Ingenium (2018)Another film, another time travel theory. This one isn’t even consistent. The best thing about this is the conceit that only women have the superpowers and they’re subjected to a regime tantamount to how hysteria was treated prior to the 19th century, in this case by a wannabe science Nazi. It’s a theme tragically underexplored in favour of chase and action and conspiracy. The soundtrack is terrible and annoying. It tries to look good, but no imagery stands out in any way. More than underwhelming.
Carnival of Souls (1962)The closest the film industry gets to outsider art. A group of men who make safety and instructional films for industrial plant, see an abandoned Mormon fun palace (yes, that’s right) and decide it’s ideal to shoot their first and only theatrical work. And it’s amazing. The cinematography is astonishingly crisp and mesmeric in its quality, the cast of unknowns aren’t perfect actors, but the unworldliness of their stilted words works. The organ-based soundtrack hangs heavy over it all. This is truly a one-off wonder.

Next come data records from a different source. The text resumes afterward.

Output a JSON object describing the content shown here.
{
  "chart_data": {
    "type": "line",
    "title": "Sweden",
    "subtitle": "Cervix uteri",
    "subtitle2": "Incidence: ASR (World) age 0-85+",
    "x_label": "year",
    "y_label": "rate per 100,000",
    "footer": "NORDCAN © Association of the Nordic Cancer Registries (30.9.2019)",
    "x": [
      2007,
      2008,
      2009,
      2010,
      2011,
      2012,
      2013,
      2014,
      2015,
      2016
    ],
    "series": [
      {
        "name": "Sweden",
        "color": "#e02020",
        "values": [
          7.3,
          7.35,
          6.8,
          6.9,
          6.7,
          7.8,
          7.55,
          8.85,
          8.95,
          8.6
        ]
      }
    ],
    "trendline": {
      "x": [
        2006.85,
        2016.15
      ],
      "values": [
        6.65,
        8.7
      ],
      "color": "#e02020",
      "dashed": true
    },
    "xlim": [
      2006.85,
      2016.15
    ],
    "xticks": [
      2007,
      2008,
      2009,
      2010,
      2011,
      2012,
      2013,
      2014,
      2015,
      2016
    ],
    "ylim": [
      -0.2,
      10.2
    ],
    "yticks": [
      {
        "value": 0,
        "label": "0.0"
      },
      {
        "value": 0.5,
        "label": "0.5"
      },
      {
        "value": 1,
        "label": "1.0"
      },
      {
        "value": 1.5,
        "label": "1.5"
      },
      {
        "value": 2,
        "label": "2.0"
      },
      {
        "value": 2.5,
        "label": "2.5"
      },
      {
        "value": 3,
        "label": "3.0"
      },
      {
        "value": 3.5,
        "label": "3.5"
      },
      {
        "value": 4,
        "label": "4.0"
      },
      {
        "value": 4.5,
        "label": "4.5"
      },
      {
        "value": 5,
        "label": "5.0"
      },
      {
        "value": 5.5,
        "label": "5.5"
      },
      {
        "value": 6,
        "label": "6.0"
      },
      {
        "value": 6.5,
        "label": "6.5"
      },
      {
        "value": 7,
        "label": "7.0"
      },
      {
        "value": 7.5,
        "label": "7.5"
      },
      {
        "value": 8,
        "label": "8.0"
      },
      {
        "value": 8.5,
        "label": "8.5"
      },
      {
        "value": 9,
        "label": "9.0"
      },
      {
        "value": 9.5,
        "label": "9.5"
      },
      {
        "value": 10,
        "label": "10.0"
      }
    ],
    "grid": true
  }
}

Shorts of the Week煙り草物語 (1926) aka A Story of TobaccoSilly woman! A pompous old fart tries and fails to mansplain the history of tobacco to a flirtatious young woman who knows what the score is. A mix of animation and live action that feels well in advance of what I thought was possible in 1926. This may be the first time someone acted against an animated character who wasn’t there in real life. And it’s delightful. He’s odious and incompetent, she’s just trying to read a book, but is always in emasculating control, even at gunpoint. Hoping the other three minutes are found one day.
Doll Clothes (1975)Cindy Sherman starts as she means to go on, a photographer and film-maker commenting on the objectifying properties of a camera lens when pointed at a woman. In this case, the woman is herself and she’s photographed herself as a paper, dress-up doll. A simple short, with clarity of purpose and vision. Subversive, personal and outspoken. Disguise and exposure, external manipulation and self-definition fight with each other, concluding with one of the most inventive credit sequences in a short film.
Gus Visser and His Singing Duck (1925)A man and his duck herald a new era of film with a quack. Incongruous. Avant-Garde. Silly. This is test footage made by Theodore Case as he sought to improve his method for recording sound-on-film and thus the inventing the talkie. Two years prior to the Jazz Singer was released in theatres, Gus Visser’s vaudeville act was recorded to demonstrate the concept along with other variety acts of the day. Despite its importance, this is lovably foolish footage of a dying genre of performance recorded on the next big thing.